The United Nations Children’s Fund (UNICEF) and stakeholders in the social works sector have called on the national assembly to ensure speedy passage of a bill to professionalise social work.
The bill for an act to establish the Nigerian council for social work seeks to regulate the practice of social work in the country.
The lawmakers had passed it but it was declined assent to by President Muhammadu Buhari earlier in the year.
At the time the president rejected the bill, he told the lawmakers that it did not clarify the scope of the “profession of ‘social work’ that this bill prohibits all persons who are not members of the institute from practising.”

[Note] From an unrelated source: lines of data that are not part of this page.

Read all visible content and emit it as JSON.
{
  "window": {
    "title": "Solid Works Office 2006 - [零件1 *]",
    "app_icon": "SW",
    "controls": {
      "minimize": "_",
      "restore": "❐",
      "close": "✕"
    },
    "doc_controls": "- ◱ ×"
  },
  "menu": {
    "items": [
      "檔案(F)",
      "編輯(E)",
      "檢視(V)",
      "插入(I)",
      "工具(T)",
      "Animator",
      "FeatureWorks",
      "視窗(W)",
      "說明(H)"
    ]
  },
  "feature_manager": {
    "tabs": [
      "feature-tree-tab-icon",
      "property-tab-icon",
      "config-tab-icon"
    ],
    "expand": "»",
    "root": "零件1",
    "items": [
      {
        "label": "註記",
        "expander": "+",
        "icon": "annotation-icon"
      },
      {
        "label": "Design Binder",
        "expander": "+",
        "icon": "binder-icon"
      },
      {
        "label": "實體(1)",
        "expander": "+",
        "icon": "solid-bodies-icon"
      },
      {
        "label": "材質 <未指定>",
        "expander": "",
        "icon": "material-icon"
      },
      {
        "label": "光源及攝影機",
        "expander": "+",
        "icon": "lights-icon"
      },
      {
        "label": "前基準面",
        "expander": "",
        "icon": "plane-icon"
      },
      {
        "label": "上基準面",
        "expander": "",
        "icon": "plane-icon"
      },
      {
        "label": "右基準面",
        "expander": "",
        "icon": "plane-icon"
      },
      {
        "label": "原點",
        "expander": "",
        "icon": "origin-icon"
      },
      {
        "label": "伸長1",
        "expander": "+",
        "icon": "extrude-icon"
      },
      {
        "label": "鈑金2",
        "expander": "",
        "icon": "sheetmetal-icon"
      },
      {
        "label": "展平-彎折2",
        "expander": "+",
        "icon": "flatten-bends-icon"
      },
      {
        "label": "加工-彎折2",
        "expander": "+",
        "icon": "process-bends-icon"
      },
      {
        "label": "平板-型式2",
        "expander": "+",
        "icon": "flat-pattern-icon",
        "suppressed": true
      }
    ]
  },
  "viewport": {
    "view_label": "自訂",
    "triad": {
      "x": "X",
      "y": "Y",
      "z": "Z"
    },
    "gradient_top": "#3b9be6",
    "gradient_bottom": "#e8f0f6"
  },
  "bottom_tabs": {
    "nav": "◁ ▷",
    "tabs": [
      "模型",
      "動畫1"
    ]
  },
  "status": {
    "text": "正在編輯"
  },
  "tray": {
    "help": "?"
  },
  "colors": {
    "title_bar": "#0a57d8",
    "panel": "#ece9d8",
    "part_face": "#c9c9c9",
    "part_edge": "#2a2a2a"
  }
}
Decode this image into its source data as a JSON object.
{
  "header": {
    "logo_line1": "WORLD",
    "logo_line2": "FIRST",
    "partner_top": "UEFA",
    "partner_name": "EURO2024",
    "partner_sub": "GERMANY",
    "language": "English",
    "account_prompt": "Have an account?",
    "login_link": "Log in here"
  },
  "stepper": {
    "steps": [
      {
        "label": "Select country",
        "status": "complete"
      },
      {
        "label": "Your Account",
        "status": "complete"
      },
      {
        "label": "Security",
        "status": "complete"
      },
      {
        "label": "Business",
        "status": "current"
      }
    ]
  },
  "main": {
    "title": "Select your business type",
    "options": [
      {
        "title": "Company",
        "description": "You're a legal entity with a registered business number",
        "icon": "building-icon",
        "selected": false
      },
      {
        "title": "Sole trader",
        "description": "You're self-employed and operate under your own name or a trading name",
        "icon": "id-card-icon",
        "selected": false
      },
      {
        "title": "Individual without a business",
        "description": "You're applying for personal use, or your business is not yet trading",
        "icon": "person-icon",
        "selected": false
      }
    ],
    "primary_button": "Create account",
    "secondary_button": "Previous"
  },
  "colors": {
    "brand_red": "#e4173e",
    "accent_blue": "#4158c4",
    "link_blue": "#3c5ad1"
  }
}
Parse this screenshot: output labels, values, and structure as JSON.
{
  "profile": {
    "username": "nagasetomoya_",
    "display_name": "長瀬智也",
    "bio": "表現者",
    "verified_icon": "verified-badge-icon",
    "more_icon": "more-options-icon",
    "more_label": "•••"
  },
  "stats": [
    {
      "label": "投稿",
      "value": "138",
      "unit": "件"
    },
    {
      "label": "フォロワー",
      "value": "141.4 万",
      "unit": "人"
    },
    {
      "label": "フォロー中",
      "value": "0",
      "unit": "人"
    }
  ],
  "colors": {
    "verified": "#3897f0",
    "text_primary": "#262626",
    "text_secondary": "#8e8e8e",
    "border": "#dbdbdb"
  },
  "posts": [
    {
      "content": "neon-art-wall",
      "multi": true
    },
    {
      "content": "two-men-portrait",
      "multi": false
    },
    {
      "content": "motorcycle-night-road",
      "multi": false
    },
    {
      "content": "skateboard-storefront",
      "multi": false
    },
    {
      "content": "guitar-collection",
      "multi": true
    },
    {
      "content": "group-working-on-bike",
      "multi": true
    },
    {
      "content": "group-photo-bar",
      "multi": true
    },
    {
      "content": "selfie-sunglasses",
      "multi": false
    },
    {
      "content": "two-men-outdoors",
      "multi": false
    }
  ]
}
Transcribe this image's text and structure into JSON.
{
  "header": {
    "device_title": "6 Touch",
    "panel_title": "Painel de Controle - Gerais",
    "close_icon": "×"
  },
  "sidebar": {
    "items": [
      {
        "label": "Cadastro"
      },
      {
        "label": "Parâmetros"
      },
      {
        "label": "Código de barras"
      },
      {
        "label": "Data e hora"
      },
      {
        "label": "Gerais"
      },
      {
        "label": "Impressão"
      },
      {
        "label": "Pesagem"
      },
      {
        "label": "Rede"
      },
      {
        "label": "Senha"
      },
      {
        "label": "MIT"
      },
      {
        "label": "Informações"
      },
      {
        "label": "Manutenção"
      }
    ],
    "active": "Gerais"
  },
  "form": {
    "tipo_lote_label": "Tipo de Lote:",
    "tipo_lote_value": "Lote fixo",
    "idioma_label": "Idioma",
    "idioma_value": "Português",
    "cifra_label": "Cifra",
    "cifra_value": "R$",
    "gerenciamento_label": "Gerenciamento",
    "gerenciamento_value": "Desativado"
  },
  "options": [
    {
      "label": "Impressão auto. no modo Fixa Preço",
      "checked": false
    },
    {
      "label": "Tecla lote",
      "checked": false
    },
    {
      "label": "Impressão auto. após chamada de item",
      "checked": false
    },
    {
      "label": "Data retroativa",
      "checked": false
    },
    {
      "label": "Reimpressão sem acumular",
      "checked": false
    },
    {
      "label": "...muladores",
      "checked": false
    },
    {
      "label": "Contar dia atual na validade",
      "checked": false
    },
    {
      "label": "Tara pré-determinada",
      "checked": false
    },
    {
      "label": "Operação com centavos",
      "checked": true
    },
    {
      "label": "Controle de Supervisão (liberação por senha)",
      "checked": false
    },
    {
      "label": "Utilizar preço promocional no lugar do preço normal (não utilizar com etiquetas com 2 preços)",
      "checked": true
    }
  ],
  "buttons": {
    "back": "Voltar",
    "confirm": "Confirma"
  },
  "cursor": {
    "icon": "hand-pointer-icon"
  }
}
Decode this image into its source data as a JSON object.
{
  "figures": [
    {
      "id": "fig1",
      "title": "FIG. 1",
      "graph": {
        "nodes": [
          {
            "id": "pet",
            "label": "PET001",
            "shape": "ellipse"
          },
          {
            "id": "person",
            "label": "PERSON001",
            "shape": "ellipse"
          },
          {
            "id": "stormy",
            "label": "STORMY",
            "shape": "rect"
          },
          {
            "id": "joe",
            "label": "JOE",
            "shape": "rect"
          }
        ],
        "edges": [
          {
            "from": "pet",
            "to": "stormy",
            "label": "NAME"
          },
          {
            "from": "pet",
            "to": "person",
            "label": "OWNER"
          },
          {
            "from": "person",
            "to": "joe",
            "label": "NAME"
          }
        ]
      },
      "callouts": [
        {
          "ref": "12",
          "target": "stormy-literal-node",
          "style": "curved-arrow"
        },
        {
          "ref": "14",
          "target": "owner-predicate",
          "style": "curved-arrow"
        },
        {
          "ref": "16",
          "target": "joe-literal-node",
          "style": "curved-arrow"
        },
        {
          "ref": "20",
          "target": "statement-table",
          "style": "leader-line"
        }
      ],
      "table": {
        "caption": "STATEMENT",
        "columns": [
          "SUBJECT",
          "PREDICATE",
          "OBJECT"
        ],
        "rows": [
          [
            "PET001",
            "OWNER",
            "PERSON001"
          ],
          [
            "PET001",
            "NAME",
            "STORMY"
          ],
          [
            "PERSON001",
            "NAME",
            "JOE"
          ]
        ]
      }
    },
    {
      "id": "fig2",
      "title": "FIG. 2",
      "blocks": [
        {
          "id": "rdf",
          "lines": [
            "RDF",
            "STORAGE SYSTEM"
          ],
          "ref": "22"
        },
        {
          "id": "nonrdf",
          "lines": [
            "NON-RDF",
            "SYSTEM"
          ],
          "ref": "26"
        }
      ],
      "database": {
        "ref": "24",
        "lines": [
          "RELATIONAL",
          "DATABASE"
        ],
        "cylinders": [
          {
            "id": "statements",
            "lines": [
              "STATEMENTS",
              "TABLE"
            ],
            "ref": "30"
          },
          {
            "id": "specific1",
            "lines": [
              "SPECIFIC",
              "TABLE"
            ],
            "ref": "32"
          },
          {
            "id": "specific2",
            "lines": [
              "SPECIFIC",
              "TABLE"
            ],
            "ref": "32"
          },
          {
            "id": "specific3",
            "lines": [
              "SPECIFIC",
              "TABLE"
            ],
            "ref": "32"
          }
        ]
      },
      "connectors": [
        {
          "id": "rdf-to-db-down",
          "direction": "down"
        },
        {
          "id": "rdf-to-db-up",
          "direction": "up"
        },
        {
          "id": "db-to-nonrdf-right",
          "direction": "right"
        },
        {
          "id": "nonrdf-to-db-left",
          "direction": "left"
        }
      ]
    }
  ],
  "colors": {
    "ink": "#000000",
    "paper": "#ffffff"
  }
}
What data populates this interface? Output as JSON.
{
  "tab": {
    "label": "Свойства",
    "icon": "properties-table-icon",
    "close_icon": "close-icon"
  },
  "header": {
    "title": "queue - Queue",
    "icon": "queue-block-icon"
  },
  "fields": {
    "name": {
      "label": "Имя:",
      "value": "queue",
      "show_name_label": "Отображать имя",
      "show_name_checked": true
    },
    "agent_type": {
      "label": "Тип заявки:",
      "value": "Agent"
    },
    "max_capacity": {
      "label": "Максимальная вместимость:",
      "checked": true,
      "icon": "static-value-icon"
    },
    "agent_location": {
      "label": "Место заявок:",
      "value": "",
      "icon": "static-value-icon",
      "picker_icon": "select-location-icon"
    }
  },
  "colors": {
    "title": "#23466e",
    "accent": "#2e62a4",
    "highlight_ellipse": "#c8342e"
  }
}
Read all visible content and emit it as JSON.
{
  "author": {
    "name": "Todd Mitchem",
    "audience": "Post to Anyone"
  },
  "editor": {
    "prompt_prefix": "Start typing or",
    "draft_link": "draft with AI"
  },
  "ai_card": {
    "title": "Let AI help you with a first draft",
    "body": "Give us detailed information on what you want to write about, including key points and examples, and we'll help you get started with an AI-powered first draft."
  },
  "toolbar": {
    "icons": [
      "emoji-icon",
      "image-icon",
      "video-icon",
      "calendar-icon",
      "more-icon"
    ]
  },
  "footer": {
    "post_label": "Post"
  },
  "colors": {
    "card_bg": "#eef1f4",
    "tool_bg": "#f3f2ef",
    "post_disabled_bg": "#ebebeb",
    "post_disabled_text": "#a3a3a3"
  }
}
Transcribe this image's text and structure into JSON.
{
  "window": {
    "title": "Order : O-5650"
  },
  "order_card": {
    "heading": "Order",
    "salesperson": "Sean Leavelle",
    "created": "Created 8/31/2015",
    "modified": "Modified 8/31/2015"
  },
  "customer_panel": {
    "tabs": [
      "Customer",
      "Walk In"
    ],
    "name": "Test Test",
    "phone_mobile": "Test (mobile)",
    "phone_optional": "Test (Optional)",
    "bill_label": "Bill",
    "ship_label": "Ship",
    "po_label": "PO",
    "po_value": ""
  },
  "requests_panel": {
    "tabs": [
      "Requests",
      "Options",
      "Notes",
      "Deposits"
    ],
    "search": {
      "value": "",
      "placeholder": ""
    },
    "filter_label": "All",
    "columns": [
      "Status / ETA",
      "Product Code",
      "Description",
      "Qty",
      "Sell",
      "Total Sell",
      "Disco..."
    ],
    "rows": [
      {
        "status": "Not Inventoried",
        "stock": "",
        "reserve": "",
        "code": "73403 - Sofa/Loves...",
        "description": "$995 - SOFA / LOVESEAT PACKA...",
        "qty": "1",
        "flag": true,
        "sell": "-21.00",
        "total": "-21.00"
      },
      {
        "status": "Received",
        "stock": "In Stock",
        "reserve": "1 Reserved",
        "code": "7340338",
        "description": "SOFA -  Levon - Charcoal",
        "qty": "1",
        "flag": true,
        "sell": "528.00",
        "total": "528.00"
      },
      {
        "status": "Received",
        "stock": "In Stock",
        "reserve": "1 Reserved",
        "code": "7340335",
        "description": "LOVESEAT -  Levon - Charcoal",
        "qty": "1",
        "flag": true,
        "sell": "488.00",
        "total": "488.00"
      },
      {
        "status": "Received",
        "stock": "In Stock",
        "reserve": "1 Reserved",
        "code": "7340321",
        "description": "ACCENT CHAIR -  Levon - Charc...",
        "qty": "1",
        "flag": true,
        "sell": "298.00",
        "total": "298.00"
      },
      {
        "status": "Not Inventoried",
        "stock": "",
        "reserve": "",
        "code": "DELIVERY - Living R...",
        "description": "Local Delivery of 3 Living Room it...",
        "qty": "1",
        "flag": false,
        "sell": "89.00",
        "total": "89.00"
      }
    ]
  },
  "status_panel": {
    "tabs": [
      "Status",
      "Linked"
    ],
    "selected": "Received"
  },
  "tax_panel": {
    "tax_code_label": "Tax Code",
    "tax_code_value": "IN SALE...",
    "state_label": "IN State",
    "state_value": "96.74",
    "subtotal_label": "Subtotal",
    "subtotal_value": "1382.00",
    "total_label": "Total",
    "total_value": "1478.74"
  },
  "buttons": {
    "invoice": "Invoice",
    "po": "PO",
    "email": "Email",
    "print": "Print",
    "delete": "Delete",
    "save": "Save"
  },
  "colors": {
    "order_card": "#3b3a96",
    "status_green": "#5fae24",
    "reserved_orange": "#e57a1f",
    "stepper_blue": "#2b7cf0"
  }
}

Speaking during a media dialogue in Enugu on Tuesday, Maryam Enyiazu, UNICEF’s child protection specialist, said the bill, if passed, would raise status of social work and also bring about legitimacy to the profession.
“Nigeria is yet to understand the need for social welfare workers in the country,” she said, adding: “The services of social welfare workers improve the lives of children and families by addressing, education, health, justice, migration and protection from violence.”
She also said UNICEF had been working with the federal government to raise the standards of social work in the country and has helped develop a national plan of action on social welfare work force
Other experts who spoke identified the lack of understanding of the scope of social work and lack of adequate care for soial workers as factors militating against the profession.
Temitope Bamgboye, director of social welfare department, ministry of women affairs and social development, expressed hope the president would sign the bill into law when it is reworked.
Represented by Ben Okwesa, an assistant director at the ministry, Bamgboye said: “The identified grey areas of the bill is receiving attention and with strong support from UNICEF and national assembly. The ministry also intends to ensure that the bill is endorsed by Mr. President.”